When I crush locally sourced unsprayed apples to make natural cider, the endogenous yeasts also produce better tasting cider than cultivated wine yeasts based on comparative observation and tasting.

@futurebird Consider mitochondria.
Did we get infected with them?
Or did we absorb them to exploit their special oxygen-handling skills?
Now they're "organs" for our individual cells.

Similarly for chloroblasts in plants.

With some insect-plant relationships, we might wonder if they're really separate at all.

@futurebird The science fiction species I'm writing are plant-people. Their "technology" is largely biohacking of their (and other plant) physiology.

A backpack? It's a living plant grafted to the host. A space ship? One of the People sacrificed themselves to be mutated into that vessel. Communication and transportation? "World trees" link colonies whose space-born seeds offer zero-risk expansion. #peirspapre #spapre

The complexity of life and its interactions will never cease to amaze.

@alice That sounds AMAZING!!!!
@alice @futurebird This reminds me a lot of the Zerg from Starcraft (and their method of evolution/creation), except considerably less evil.

@lawlznet @futurebird Well, and key point: consciously derived. The Zerg weren't really given a choice in the matter.

But don't worry, the evil snuck in with the #spapre goddess during the formation of the universe. But its goal is survival; hard to call that truly evil—except to the exclusion of all life which it sees as antithetical in the long-term. Parasitic, almost. But parasitic to universes.

(Life speeds up the "heat-death" of the universe… that evil sure takes a long view of things!)

@alice @futurebird "Life... uh... finds a way." :p

@lawlznet @futurebird (with some internal knowledge not as yet shared)

👹 And wave functions… collapse.

@alice @futurebird Is this something You are working on for its own sake, or is it part of a novel or game? I want to learn more about these industrious plant people! 😃

@yewscion @futurebird I’m planning on swapping my instance over to something more conducive to long-form posting, to better share what I’ve got. Short answer: both.
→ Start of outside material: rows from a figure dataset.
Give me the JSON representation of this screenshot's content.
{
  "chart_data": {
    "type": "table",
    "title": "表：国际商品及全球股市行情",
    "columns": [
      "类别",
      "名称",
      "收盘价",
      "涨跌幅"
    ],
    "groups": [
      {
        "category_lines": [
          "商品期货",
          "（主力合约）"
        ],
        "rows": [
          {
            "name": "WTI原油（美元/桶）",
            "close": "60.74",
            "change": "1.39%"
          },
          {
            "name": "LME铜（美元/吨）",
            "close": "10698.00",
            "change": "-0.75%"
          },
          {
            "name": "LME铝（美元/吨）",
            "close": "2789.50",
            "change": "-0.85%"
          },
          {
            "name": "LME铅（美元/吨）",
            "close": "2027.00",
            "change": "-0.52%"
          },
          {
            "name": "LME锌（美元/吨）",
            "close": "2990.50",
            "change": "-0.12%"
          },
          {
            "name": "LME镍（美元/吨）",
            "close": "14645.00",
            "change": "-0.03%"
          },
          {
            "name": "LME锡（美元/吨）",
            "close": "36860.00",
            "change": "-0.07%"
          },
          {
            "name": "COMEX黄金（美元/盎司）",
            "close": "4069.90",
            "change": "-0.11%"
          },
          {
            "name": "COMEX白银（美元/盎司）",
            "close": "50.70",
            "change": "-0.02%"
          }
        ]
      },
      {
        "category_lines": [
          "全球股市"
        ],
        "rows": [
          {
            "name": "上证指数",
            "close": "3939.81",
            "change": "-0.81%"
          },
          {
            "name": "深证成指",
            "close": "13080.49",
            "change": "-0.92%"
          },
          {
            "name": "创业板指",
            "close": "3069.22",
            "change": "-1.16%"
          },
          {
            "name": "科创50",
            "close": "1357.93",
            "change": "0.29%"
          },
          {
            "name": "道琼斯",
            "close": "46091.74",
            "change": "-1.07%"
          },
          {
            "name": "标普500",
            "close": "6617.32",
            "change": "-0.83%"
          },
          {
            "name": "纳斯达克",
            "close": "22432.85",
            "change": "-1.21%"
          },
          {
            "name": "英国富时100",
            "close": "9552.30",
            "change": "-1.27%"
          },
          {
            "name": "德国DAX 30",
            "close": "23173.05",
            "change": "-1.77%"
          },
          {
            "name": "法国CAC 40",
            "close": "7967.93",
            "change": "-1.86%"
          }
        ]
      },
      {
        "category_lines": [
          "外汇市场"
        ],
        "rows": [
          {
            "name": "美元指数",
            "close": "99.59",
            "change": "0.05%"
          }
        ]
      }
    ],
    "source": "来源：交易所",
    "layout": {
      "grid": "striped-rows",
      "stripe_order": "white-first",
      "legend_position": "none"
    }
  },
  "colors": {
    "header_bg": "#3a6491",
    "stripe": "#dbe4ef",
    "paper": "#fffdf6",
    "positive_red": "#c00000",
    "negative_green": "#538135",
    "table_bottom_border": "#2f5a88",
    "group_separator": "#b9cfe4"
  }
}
I have a #Stellaris species collection + series of event chains (my favourite chain: archaeologists excavating an archaeologist excavation… yo dawg) as well as at least two novels planned. “Children of the People” (the term for orphans of war) and one covering the Awakening (to being a sentient species) and the first #spapre Avatar.

@alice @futurebird Exciting! I'll look forward to Your future postings on them! 😃 Thanks for sharing!
@alice @yewscion @futurebird I'm super interested in a #Stellaris species collection and some wacky space archaeology stories.
@futurebird Have you read Venomous Lumpsucker? There's a bit about wasps that this reminded me of. Also a fantastic satire on biodiversity and capitalism.
@futurebird TINY LITTLE MUSHROOM HOUSE (っ◕ヮ◕ς)
@futurebird I think it was Harold Bloom who once said "all wonder is the effect of novelty upon ignorance." A depressing and small-minded way of thinking about the world, imo.
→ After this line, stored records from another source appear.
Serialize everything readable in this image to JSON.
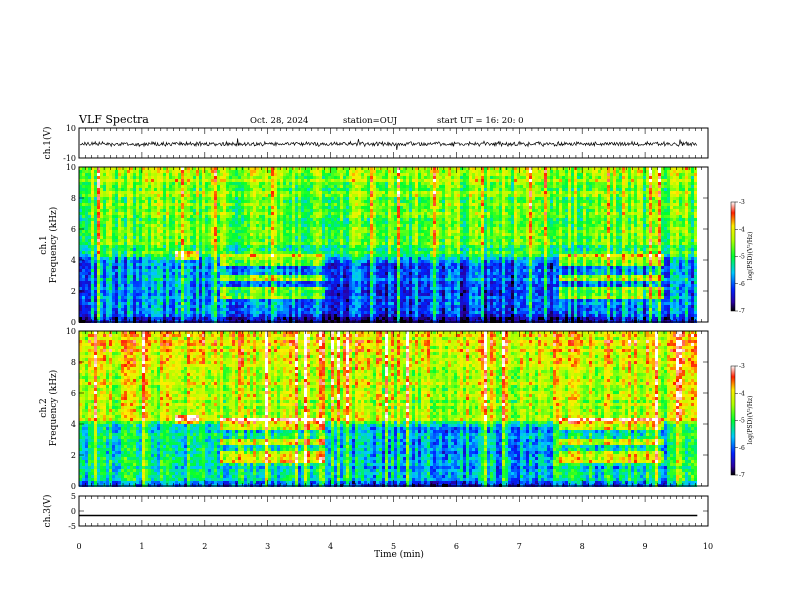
{
  "header": {
    "title": "VLF Spectra",
    "date": "Oct. 28, 2024",
    "station": "station=OUJ",
    "start": "start  UT =  16: 20: 0"
  },
  "chart_data": [
    {
      "type": "line",
      "panel": "ch1-waveform",
      "ylabel": "ch.1(V)",
      "ylim": [
        -10,
        10
      ],
      "yticks": [
        "10",
        "-10"
      ],
      "xlim": [
        0,
        10
      ],
      "color": "#000000"
    },
    {
      "type": "heatmap",
      "panel": "ch1-spectrogram",
      "ylabel": "ch.1\nFrequency (kHz)",
      "ylim": [
        0,
        10
      ],
      "yticks": [
        "10",
        "8",
        "6",
        "4",
        "2",
        "0"
      ],
      "xlim": [
        0,
        10
      ],
      "colorbar": {
        "label": "log(PSD)(V²/Hz)",
        "ticks": [
          "-3",
          "-4",
          "-5",
          "-6",
          "-7"
        ],
        "range": [
          -7,
          -3
        ]
      }
    },
    {
      "type": "heatmap",
      "panel": "ch2-spectrogram",
      "ylabel": "ch.2\nFrequency (kHz)",
      "ylim": [
        0,
        10
      ],
      "yticks": [
        "10",
        "8",
        "6",
        "4",
        "2",
        "0"
      ],
      "xlim": [
        0,
        10
      ],
      "colorbar": {
        "label": "log(PSD)(V²/Hz)",
        "ticks": [
          "-3",
          "-4",
          "-5",
          "-6",
          "-7"
        ],
        "range": [
          -7,
          -3
        ]
      }
    },
    {
      "type": "line",
      "panel": "ch3-waveform",
      "ylabel": "ch.3(V)",
      "ylim": [
        -5,
        5
      ],
      "yticks": [
        "5",
        "0",
        "-5"
      ],
      "xlim": [
        0,
        10
      ],
      "values_constant": -1.5,
      "color": "#000000"
    }
  ],
  "xaxis": {
    "label": "Time (min)",
    "ticks": [
      "0",
      "1",
      "2",
      "3",
      "4",
      "5",
      "6",
      "7",
      "8",
      "9",
      "10"
    ],
    "data_end": 9.83
  },
  "ylabels": {
    "ch1": "ch.1(V)",
    "ch1spec_a": "ch.1",
    "ch1spec_b": "Frequency (kHz)",
    "ch2spec_a": "ch.2",
    "ch2spec_b": "Frequency (kHz)",
    "ch3": "ch.3(V)"
  },
  "colorbar_label": "log(PSD)(V²/Hz)"
}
Given that Mr. Bloom said this in the context of contemplating omniscience or "infinite knowledge", it's ironic that the wonder we experience only
increases with knowledge and greater understanding.

The ignorant person doesn't appreciate how amazing even some of the simplest things in nature really are. They don't give it much thought at all. Even a single cell is a fascinatingly intricate and endlessly interesting piece of biological machinery.

Embrace the wonder!
😍
@futurebird
Brilliant thread of replies. I've learnt so much.
Thought provoking.
@futurebird The ability of wasps to mess with other organisms to raise their young knows no bounds.